If you’re building something similar, here’s what I’d recommend:
  1. Separate concerns architecturally. Use PHP-FPM for your application logic and FrankenPHP/Mercure specifically for persistent connections. You get the stability of FPM with the scaling benefits of async I/O.
  2. Don’t rely on shortcuts. Commands like frankenphp php-server are fine for development, but when you need control, use frankenphp run with a proper Caddyfile configuration.
  3. Disable request buffering for SSE routes. Both at the route level (cache disabled) and at the application level (request buffering disabled), or SSE won’t work at all.

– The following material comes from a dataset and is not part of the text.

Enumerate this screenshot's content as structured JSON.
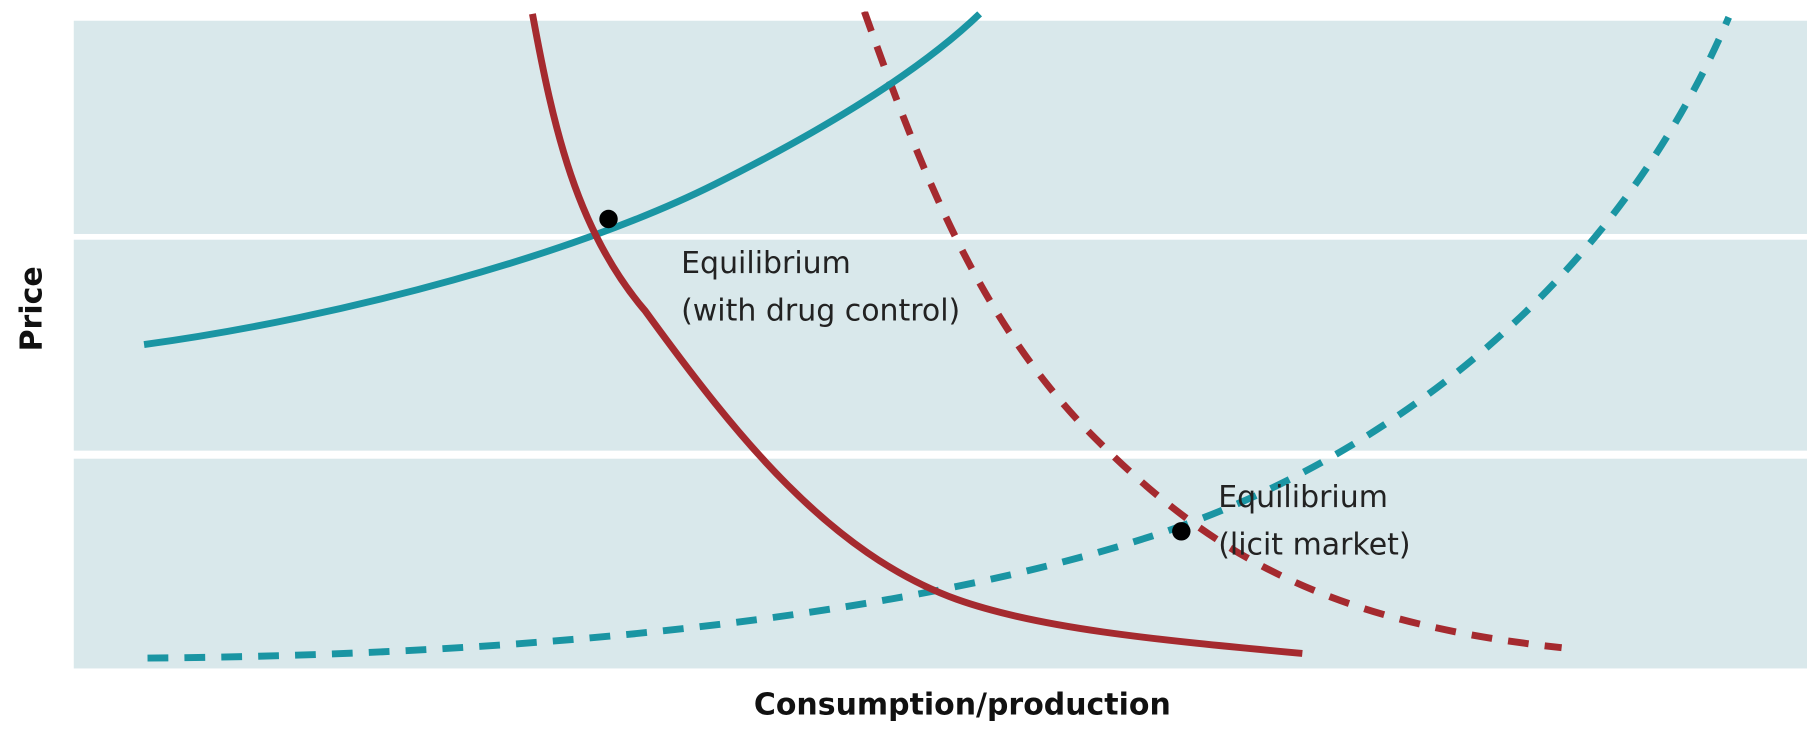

  4. Test under realistic conditions. What works in development doesn’t always work at scale. If I’d caught the 502 errors earlier, I might have debugged them in time. Instead, I pivoted architecturally at the last minute, which turned out fine but was more stressful than I’d like.
  5. Choose a platform that lets you iterate quickly. When I hit the 502 errors the day before the conference, I needed to pivot architecturally in hours, not days. Upsun’s multi-app support let me restructure the entire deployment, test it, and go live with confidence before the event.
The multi-app architecture let me keep my sanity and deliver a working, stable demo for SymfonyCon. Sometimes the best solution isn’t the most elegant one. Sometimes it’s the one that works when you need it most.